In so far as the issue of outstanding credit of Rs. 10.96 lakhs is concemed, it is admitted that the appellant has plated on record confirmations in assessment proceedings before the Assessh3g Officer. The learned Assessing Officer did not make any enquiry thereon and accepted the fact on its face value. This was to be termed as a case of only half-hearted enquiry as no definite conclusion could be arrived merely on the filing of confirmation before the Assessing Officer. This finds support from the judgment rendered by the hon'ble Calcutta High Court in the case of Hindusthan Tea Trading Co. Ltd. v. CIT [2003] 263 ITR 289 (Cal) pages 299 and 300 as under :
"But when the income-tax file numbers were disclosed, even though despite service of notices, the 14 persons failed to respond, it was incumbent on the income-tax authority to ascertain from the income-tax file numbers whether the files were in existence and on the basis of such files the identity of the shareholders could be established or not and their creditworthiness and genuineness of the transaction could be proved. Until such enquiry was made, it cannot be said that the income-tax authority had acted upon the materials so disclosed. The onus may not be discharged simply on production of the materials but, at the same time, once the materials were produced by the assessee and which were already on record, it was incumbent on the taxing authority to find out the creditworthiness of such materials and only after ascertaining the same, it could come to a conclusion. Otherwise, it would be a half-hearted or incomplete enquiry on the basis whereof no definite conclusion could be arrived at."

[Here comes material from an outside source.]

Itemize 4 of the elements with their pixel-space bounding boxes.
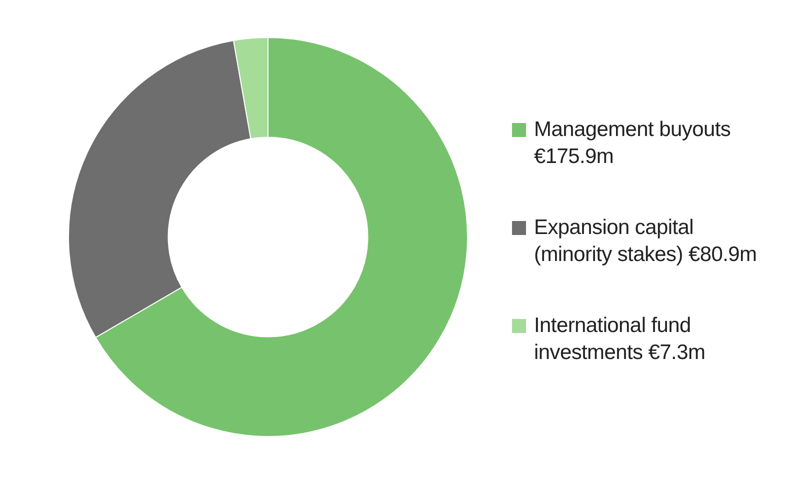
data-label: €175.9m	[534, 145, 614, 168]
legend-label: Expansion capital (minority stakes) €80.9m	[534, 215, 758, 268]
legend-label: International fund investments €7.3m	[534, 313, 706, 366]
legend-label: Management buyouts	[534, 118, 731, 141]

8 The learned Commissioner of Income-tax in the present case only gave direction to decide afresh. Such a direction does not cause prejudice to the assessee as has also been held by the hon'ble Madhya Pradesh High Court in the case of CIT v. Deepak Kumar Garg [2008] 299 ITR 435 (MP). The learned Commissioner of Income-tax,. therefore, is found justified in setting aside the order of the Assessing Officer to be erroneous in so far as it is prejudicial to the interests of the Revenue on this issue.
9 In so far as the issue of TDS reconciliation and trading account in various agricultural items is concerned, the Assessing Officer has not made due and proper enquiry. The learned Commissioner of Income-tax merely gave direction to decide afresh. This causes no prejudice to the assessee, as has also been held by the hon'ble Madhya Pradesh High Court in the case of CIT v. Deepak Kumar Garg [2008] 299 ITR 435 (MP).
10 In this view of the matter, we uphold the order under section 263 on the limited issues as stated hereinbefore and partly allow the appeal raised by the assessee.
11 In the result, the appeal stands partly allowed.
12 The order pronounced in the open court on May 24, 2013.